Edit: As of August 17, Cannabis NB has now notified StratCann that Health Canada “has not provided guidance to Cannabis NB with respect to minor cannabinoids. Cannabis NB will continue to sell products that meet Health Canada guidelines and regulations.” This article will be updated as other provinces respond to requests.
In the past—such as the decision to ban the production and sale of so-called “edible extracts” containing more than 10mg THC per packet—Health Canada provided advanced notice before ending sales of any product.
Meyers, with Zelca, says the most confusing part of this move is that it comes unannounced. The small micro producer, which operates with just three employees, has filled numerous orders for this product since February 15 including one in early August.
Taking product back would be a significant financial burden for a small company.
“They need to give us time to plan and submit a new NNCP (New Product Alert Notice) and develop new products. You can’t just pull the rug out from under us in this,” an exasperated Meyers told StratCann.
He also doesn’t understand how CBN can be considered intoxicating, and says these kinds of decisions are part of what continues to drive consumers into the black market.

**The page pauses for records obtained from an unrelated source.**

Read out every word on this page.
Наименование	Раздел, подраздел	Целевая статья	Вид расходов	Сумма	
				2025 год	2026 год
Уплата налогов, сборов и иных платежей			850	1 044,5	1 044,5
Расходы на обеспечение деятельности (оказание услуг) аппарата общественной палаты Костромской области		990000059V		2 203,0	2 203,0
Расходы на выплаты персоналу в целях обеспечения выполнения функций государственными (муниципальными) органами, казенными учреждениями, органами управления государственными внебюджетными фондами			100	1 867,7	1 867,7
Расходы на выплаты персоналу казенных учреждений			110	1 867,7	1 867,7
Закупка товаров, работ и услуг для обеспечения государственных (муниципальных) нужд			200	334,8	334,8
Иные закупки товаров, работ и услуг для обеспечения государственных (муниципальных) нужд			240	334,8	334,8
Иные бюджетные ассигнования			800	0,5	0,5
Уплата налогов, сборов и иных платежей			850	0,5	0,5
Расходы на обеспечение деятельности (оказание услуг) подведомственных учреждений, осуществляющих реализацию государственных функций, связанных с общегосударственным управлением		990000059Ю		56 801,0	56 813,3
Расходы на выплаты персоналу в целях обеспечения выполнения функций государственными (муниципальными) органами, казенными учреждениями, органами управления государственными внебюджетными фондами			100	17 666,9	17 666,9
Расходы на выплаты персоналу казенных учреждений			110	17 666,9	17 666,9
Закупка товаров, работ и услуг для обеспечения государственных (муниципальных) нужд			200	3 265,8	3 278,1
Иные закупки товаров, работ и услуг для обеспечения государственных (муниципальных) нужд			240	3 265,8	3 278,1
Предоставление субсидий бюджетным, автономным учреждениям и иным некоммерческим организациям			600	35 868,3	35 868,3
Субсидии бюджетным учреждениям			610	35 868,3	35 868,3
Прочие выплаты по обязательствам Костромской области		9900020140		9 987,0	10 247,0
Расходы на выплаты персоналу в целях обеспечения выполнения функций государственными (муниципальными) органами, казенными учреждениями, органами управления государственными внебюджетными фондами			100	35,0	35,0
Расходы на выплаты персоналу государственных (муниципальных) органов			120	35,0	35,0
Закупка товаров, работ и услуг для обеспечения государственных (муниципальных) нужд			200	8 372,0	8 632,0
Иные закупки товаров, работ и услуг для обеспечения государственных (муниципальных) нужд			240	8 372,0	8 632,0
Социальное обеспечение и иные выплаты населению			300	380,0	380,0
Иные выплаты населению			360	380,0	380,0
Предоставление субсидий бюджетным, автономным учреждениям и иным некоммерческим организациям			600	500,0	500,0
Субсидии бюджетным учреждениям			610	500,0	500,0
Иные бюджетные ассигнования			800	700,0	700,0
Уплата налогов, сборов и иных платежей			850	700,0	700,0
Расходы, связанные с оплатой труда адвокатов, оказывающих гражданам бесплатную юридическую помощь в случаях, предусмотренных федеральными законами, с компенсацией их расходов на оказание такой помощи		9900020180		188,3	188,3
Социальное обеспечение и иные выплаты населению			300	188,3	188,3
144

“Being able to provide our customers with unique formulations and highlight different aspects of the plant in our products is one of the few competitive advantages we have on the black market,” he added. “If you want people to cross over, it’s through these kinds of innovative products.”
StratCann also spoke with Niel Marotta, president and CEO of Indiva, a cannabis manufacturer that sells cannabis food with CBN to the Alberta market. Marotta said Indiva had not received such guidance from AGLC.
StratCann is reaching out to other manufacturers with similar products for sale in Alberta and has not received confirmation on record as of press time. A representative for a manufacturer that also sells similar CBN-infused foods said AGLC had sent them a request for more information about their product this week, but they had not received any stop orders.
Marotta echoed Meyer’s comments about the need to compete more with the black market. While Indiva hasn’t heard from AGLC about any rule changes regarding this new cannabinoid, it recently faced a similar challenge with its own discontinuable extract product that was issued earlier this year.
He said he was also aware that Health Canada had considered changing regulations to include products like delta-8 THC within the 10mg THC limit, but this was the first time he had heard of possibly including CBN in them. He counters the argument that CBN products can be considered as “intoxicating” as delta-9 or even delta-8.
He compared the limit to rules that only allow alcohol companies to sell their products in miniature bottles. “If this category is forced to continue to operate on par with bottle mini-bars, you are simply handing over the prize to the black market. I would go so far as to say that would be irresponsible. They ignore the real problem, which is that copycat foods provide the value consumers want but none of the safety that our products provide. So they are effectively driving the black market.”